Bpifrance : architecture d’un guichet unique pour l’international
Au‑delà des financements en capital‑innovation, Bpifrance met à disposition assurance‑prospection, garanties bancaires et avances remboursables. Ce triptyque réduit le risque de change et fluidifie l’accès au crédit pour des structures parfois dépourvues d’historique bancaire en zone euro. L’accompagnement est complété par un volet formation‑marché : webinaires sur la fiscalité française, sessions de simulation de négociation (SHA & Term Sheet) et mise en conformité RGPD.
Fonds Oséo Innovation, Prêt Développement Export, Assurance Prospection Accompagnement – trois dispositifs pilotés par Bpifrance et la Direction générale du Trésor. Les startups peuvent les panacher selon le couple risque‑pays / maturité technologique.
OST : de la recherche à la scale‑up, un prisme holistique
OST s’appuie sur deux programmes phares. GROW cible les scale‑ups prêtes pour un tour de série A d’environ 1 M€. BRAIN renforce la recherche appliquée en DeepTech africaine, souvent sous‑financée dans les laboratoires publics.
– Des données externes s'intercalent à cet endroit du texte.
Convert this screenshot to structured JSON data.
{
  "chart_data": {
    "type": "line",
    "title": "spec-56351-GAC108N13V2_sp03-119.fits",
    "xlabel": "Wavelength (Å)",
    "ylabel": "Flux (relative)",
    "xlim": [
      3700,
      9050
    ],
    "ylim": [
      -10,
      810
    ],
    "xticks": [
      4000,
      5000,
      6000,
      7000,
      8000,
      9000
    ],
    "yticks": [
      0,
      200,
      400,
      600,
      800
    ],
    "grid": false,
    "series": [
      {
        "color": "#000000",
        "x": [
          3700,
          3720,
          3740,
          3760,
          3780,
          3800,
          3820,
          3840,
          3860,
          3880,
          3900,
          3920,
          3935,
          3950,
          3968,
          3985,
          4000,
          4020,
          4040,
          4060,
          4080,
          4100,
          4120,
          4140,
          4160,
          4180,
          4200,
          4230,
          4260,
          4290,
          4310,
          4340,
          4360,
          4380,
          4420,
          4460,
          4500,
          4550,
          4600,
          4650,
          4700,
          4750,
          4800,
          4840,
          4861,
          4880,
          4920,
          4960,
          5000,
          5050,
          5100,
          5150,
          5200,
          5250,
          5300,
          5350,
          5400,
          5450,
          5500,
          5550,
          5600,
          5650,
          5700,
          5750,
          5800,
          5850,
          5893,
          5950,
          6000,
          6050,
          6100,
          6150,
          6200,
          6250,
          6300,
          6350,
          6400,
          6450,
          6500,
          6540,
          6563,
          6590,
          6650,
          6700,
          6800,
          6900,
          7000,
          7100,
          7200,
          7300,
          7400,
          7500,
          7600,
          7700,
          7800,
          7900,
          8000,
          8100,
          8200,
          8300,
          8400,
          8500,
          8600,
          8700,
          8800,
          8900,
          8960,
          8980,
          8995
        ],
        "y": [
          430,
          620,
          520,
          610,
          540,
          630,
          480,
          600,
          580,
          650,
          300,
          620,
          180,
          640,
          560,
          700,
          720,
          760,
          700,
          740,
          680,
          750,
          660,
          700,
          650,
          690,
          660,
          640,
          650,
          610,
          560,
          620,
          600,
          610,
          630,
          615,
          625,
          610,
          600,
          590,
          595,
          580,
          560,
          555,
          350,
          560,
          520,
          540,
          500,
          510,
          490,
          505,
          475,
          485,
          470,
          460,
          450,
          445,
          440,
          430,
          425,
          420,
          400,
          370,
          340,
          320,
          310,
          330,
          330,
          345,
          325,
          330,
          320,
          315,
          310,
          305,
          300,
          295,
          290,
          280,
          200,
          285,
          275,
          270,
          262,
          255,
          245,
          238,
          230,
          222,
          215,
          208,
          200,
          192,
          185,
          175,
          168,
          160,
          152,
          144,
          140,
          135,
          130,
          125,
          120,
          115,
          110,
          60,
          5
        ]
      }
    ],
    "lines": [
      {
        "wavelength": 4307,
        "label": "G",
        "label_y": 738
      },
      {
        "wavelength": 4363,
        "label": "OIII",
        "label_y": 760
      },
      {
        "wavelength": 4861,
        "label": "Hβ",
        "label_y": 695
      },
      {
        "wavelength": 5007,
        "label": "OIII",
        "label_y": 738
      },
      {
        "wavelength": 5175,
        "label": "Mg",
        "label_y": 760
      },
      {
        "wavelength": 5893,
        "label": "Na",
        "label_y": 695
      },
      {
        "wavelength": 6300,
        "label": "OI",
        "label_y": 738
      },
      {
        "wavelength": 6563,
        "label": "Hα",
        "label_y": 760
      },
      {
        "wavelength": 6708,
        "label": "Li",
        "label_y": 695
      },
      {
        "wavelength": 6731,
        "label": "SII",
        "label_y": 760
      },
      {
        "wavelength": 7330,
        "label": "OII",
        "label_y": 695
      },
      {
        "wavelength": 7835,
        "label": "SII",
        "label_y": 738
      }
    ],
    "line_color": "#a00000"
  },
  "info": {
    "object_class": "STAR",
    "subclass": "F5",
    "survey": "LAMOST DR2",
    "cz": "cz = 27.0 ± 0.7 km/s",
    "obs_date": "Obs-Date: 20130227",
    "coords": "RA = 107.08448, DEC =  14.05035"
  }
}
Ce continuum conforte l’idée qu’accélérer l’innovation revient autant à former les fondateurs qu’à les capitaliser.
Un contexte macroéconomique favorable mais compétitif
Selon Pitchbook, les investissements VC en Afrique ont atteint 4,1 G$ en 2024 (+8 %), avec une traction marquée sur la fintech et la healthtech. La France reste la première porte d’entrée européenne pour ces flux – devant le Royaume‑Uni – grâce à l’effet cumulé de la French Tech et du Sommet Afrique‑France. La récente remontée des taux en zone euro incite toutefois les fonds à privilégier des dossiers plus résilients (unit economics positifs dès la série A).
Chiffres clés
4,1 G$ de capitaux VC levés en Afrique en 2024 ; 26 % de ces montants proviennent de fonds européens, dont 8 % directement originaires de France (source : Pitchbook, rapport Global VC 2024).
Cap sur 2026 : quels relais de croissance ?
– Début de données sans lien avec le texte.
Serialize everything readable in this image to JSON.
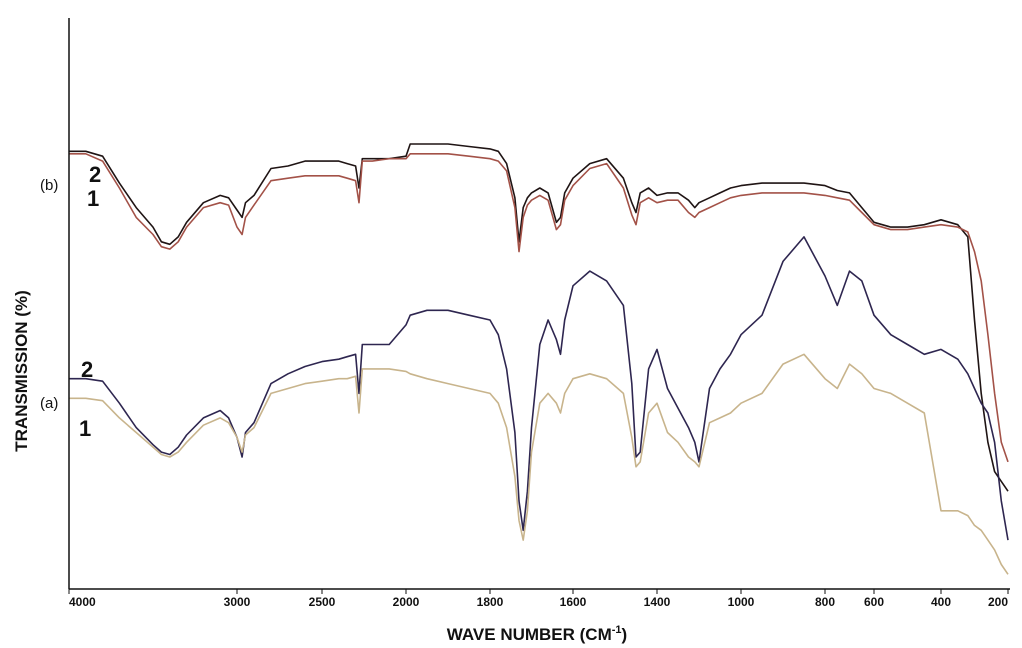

En un an, Bpifrance et OST ont posé les bases d’un corridor d’innovation Sud‑Nord. Les prochaines étapes : élargissement du portefeuille à la souveraineté alimentaire, déploiement de soft‑landing zones dans trois régions françaises (Occitanie, Hauts‑de‑France, Auvergne‑Rhône‑Alpes) et création d’un nouveau véhicule d’investissement cross‑border co‑labellisé par l’AFD et Proparco. Une dynamique qui pourrait inspirer d’autres banques de développement européennes confrontées au défi de la compétitivité technologique face aux États‑Unis et à l’Asie.
En favorisant la circulation des capitaux, des talents et des bonnes pratiques, le tandem Bpifrance‑OST redessine la carte des échanges technologiques entre l’Afrique et la France.